The special election for John Kerry’s vacant Senate seat in Massachusetts is less than two weeks away. And the Republican nominee is doing everything he can to convince voters he’s not actually a Republican.
In a debate on Tuesday night, Gabriel Gomez talked about his differences with his party’s leadership. And he was not at all shy about it. Gomez described himself as a “green Republican” and said he was “ashamed” that “there are people in my party who deny science.” He came out for raising the minimum wage to $10 per hour, a position he’d apparently not revealed before, and he reiterated his support for the Toomey-Manchin background check bill. “I think there a lot of people in my part who are wrong on gun control,” Gomez said. “The NRA is completely wrong on this. … I’m ashamed that only four Republicans voted for it.” The Boston Globe has a full account, if you want the details.
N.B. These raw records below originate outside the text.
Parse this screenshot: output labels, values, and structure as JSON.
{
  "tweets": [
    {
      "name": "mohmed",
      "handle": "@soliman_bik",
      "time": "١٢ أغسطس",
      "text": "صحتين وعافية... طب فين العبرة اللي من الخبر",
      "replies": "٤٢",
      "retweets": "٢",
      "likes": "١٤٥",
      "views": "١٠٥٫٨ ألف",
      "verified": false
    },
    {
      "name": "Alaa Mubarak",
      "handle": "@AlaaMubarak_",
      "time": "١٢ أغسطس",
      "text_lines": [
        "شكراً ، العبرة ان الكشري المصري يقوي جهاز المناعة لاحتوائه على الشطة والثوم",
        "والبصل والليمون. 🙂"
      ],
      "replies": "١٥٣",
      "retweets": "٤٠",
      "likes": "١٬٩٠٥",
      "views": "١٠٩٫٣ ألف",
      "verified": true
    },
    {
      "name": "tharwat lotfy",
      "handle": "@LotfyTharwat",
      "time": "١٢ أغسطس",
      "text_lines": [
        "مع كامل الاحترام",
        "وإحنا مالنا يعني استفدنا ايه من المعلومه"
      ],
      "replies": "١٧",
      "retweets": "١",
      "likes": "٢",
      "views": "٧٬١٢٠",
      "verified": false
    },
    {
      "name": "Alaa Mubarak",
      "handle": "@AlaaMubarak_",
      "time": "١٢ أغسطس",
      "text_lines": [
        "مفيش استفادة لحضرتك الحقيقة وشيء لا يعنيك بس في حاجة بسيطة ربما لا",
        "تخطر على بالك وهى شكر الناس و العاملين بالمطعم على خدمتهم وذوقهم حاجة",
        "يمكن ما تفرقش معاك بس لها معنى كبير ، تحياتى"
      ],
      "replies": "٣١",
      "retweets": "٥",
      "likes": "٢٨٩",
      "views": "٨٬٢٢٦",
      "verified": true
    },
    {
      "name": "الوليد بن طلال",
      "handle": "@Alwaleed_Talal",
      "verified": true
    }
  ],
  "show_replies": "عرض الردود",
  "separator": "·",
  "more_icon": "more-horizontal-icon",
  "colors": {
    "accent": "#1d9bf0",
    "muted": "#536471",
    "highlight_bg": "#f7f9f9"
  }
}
It’s an open question just how much Gomez, if elected, would break with his party. He isn’t lying about the differences with GOP leadership, but those differences go only so far. On guns, for example, Gomez supports background checks. But he has indicated he opposes both an assault weapons ban and restrictions on high-capacity clips (although his position has been a little ambiguous). Markey, like most Democrats, endorses both of these measures. And while Gomez believes climate change is a real, man-made phenomenon, he has criticized efforts to fight it because of their supposed negative effects on the economy. (According to Think Progress, he also has significant investments in dirty energy industries.) Markey, by contrast, has been a leader in efforts to fight climate change and promote clean energy. “If there was an environmental hall of fame, Markey would be in there,” Heather Taylor, director of the National Resources Defense Council Action Fund, told Mother Jones.
But the most important vote Gomez would take as senator would be the one he makes for Senate leadership. Control of the Senate is very much up for grabs in 2014, which means control of its agenda and its committees are up for grabs too. If Republicans are in charge, it won’t matter that Gomez supports background checks or a higher minimum wage, because the bills probably won’t get out of committee. And when it comes to legislation that must pass—like annual appropriations—it won’t make much difference that Gomez is less committed to a Tea Party agenda. The Senate proposals are going to look more or less like the Republican budgets we’ve seen before, with big tax cuts for the wealthy and substantial spending cuts for domestic programs. And that will change the budget debate as a whole.
Maybe Gomez is an ambivalent Republican, and maybe he isn’t. Either way, he’s still a Republican who, next January, would vote to let his party lead the Senate. That's a big difference.